In my classes from the 1970s until I retired in 1994, among other courses, each year I taught three classes that were the bases of my thinking. The first, called Cultural Landscapes, described the ways land was humanized to the desired ways of its occupants. (of course it recognized the rise and fall of cultures)  It illustrated the overlapping flow of peoples and ideas as they spread across the earth, remaking the world to their likings and abilities. The second course, Environmental Alterations, described some of the ways humans had altered the natural world and the humanly made physical world that they created–especially as it increased entropy. The third course, Environmental thought, was an attempt to give an historical perspective on the ways people thought about the relation between people and the natural world–usually ending with ideas of Odum, the Meadows, and Aldo Leopold.

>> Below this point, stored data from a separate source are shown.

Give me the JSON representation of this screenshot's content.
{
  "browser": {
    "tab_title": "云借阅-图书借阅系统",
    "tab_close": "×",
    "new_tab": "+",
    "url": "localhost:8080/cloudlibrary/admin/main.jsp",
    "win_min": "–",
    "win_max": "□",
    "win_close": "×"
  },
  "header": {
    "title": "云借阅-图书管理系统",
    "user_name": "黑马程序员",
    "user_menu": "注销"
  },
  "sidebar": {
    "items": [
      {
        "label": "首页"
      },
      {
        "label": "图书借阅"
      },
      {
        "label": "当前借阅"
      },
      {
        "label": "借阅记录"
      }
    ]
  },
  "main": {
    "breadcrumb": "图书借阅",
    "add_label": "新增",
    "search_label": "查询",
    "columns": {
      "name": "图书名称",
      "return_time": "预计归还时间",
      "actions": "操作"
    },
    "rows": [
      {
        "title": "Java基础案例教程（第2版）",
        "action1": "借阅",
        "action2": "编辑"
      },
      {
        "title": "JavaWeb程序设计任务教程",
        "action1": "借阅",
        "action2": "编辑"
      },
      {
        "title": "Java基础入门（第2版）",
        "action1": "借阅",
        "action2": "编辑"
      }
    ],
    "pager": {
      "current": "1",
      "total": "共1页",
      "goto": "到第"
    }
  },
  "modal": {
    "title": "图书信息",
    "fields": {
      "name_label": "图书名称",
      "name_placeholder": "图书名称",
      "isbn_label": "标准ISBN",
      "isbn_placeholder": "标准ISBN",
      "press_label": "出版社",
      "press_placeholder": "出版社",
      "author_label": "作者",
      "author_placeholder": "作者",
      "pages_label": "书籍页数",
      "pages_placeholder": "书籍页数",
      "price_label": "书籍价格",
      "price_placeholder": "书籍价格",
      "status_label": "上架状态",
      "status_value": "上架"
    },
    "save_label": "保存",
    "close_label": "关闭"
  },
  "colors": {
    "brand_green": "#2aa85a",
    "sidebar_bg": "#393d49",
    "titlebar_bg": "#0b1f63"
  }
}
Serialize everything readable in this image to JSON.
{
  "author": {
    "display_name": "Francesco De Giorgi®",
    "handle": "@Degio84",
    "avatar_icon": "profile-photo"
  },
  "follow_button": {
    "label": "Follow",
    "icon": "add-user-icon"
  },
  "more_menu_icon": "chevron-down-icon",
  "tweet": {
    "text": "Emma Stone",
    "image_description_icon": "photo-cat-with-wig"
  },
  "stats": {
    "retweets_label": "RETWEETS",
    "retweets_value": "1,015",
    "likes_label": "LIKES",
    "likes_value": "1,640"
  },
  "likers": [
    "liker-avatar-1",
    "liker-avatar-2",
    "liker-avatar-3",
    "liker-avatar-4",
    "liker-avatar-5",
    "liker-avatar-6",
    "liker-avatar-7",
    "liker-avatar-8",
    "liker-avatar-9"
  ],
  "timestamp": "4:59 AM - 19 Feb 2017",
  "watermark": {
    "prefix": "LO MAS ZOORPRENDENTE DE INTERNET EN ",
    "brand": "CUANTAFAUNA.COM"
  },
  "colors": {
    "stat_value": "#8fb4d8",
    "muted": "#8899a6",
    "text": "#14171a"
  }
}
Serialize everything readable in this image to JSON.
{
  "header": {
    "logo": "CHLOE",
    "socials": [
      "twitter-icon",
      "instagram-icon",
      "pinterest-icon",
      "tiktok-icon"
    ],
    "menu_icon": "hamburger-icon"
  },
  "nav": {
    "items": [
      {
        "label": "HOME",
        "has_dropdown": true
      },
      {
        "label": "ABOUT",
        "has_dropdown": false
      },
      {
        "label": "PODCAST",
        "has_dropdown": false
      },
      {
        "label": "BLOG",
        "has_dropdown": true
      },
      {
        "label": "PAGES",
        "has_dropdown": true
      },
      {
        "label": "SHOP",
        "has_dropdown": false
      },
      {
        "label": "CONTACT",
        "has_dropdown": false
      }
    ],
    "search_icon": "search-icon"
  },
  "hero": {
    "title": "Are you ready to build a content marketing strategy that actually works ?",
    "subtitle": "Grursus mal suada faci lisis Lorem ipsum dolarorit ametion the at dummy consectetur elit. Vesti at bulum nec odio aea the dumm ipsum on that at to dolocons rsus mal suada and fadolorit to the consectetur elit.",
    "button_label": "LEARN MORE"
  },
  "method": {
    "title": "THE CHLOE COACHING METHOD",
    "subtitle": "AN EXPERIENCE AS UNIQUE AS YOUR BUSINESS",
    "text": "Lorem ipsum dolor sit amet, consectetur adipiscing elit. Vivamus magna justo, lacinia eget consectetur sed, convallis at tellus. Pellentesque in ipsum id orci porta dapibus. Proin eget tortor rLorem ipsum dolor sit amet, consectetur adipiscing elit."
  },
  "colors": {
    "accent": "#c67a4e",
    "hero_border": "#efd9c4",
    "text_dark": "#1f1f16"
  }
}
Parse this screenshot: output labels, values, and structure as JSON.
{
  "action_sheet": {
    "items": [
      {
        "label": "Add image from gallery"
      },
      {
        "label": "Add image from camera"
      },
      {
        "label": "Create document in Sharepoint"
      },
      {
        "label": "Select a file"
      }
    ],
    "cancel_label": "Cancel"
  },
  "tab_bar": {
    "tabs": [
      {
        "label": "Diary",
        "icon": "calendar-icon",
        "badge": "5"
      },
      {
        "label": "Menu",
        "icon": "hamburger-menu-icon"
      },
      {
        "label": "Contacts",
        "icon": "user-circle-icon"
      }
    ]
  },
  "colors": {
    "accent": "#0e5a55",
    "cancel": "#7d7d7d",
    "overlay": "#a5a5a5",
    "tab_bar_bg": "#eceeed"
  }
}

Since that time I have given several lectures that more or less update those ideas, especially about environmental alterations–this paper one of its more recent iteration. But I got little reaction from but a few students; and now from larger audiences I get some form of denial or technological optimism.

After listening to your great summary today, I felt that you well said most of the ideas I have been trying to express over the years. For many years I have said that I am deeply religious in my thoughts about ecology and evolution.  ( I can’t go deeper into the Universe, however interesting it is.)  Nevertheless the ideas of collapse are intellectually, religiously, and emotionally nearly overwhelming. Never an optimist or pessimist, instead a realist, I find my personal life satisfying; but  to accept the future  pain and suffering (not that there isn’t much now) of a collapsing society is hard to take.

[My major support for preservation of wilder lands, for reclamation, and political liberals who  want to relieve suffering of homeless, hungry, and ill people is still  not satisfying in the light of collapse.]

I have come to think that two pathways are open to me–beyond my attempts to  recognize my part in the collapse—I have indeed lived through the greatest exponential growth and destruction of environmental change in the lifetime of humans.  The first set of ideas is to use words–maybe  the first major cultural evolution of humans–to  try to teach about the Five Es : Ecology, Evolution, Entropy, Environment, and Exponential change.  I think they should be the  primary curriculum of every American fifth grader, the age at which they may be best incorporated into life without great conflict of what our  culture teaches us or the hormones of puberty.

The  second set of ideas is that we should emphasize how to live in a much reduced material world.  We should emphasize how to converse with each other–It is a lost art in the age of print and digital communication. We need to learn how to play, to dance, to sing, to engage directly in sports, to create art, sculpture, to meditate, to care for each other on an ongoing basis.  And we must learn to do these things without major technological assist.  I am deeply  impressed by  cloggers, choristers, runners, quilters, painters, readers, and on and on. I am not impressed with internet gamers, football stadiums, rock concerts, etc.

These ideas are what humans can do without the elaborate material goods that have come to dominate our lives in recent years.  They can offer sustenance as societies go  into decline.

What started out as a response to your extraordinary video presentations has led me into these thoughts of a man in his 90th year who has, throughout his adult lifetime, been concerned with the many ideas you offer in your amazing presentations.  Thanks.